Walker Percy on the dock at Bogue Falaya at the family home in Covington, La. (photo copyright by Christopher R. Harris.)

Looking for a story about love and war? Perhaps a gripping tale of a traveler’s journey to exotic and dangerous places? Maybe a clever yarn on the merits of trout fishing?

The two newest writers to join Carolina’s creative writing program share surprising connections with the donors who created the distinguished professorships and their namesakes that brought them to Chapel Hill.
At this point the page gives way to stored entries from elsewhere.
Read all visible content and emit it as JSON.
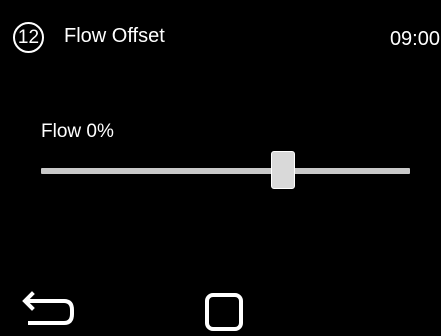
{
  "header": {
    "step_number": "12",
    "title": "Flow Offset",
    "time": "09:00"
  },
  "slider": {
    "label": "Flow 0%",
    "value_fraction": 0.655
  },
  "nav": {
    "back_icon": "back-arrow-icon",
    "home_icon": "square-home-icon"
  },
  "colors": {
    "background": "#000000",
    "text": "#ffffff",
    "track": "#c9c9c9",
    "thumb": "#d9d9d9"
  }
}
They bring an “infectious energy” to a teaching roster already brimming with collegial colleagues and a top national reputation, said Daniel Wallace, the program director and J. Ross MacDonald Distinguished Professor of English.

Gabrielle Calvocoressi, a poet, is the first Walker Percy Fellow in Creative Writing. Stephanie Elizondo Griest, a non-fiction author, is the inaugural Margaret R. Shuping Fellow in Creative Writing.

“The creative writing program is one of the public faces of Carolina,” said Wallace. “Literature-loving alumni want to be part of our program, and they’re the ones who help us maintain its historical excellence. We’re so grateful for to the donors for making it possible for Gaby and Stephanie to join us and teach our next generation of writers.”

Bard of the Bayou

From left, Stephanie Elizondo Griest and Gabrielle "Gaby" Calvocoressi are the latest members of Carolina's creative writing faculty. (photo by Beth Lawrence)
From left, Stephanie Elizondo Griest and Gabrielle “Gaby” Calvocoressi are the latest members of Carolina’s creative writing faculty. (photo by Beth Lawrence)

It began with a chance meeting of two teenagers on a South Carolina beach nearly 45 years ago.

One of the teenagers was the daughter of Walker Percy, a 1937 Carolina alumnus and among the nation’s most iconic writers of the 20th century. The other teenager went on to graduate from Carolina and has a successful career in business and writing. In 2009, his family established a $1 million distinguished professorship to honor the lifelong friendship between the two families that started with the serendipitous beach encounter.

The Walker Percy Distinguished Professorship in Creative Writing recognizes the life and work of the great novelist.

The donor, who prefers anonymity, said that he didn’t want to miss the opportunity to name a professorship for Percy at Carolina.

“The professorship is good for Walker Percy and his family and good for the University,” the donor said.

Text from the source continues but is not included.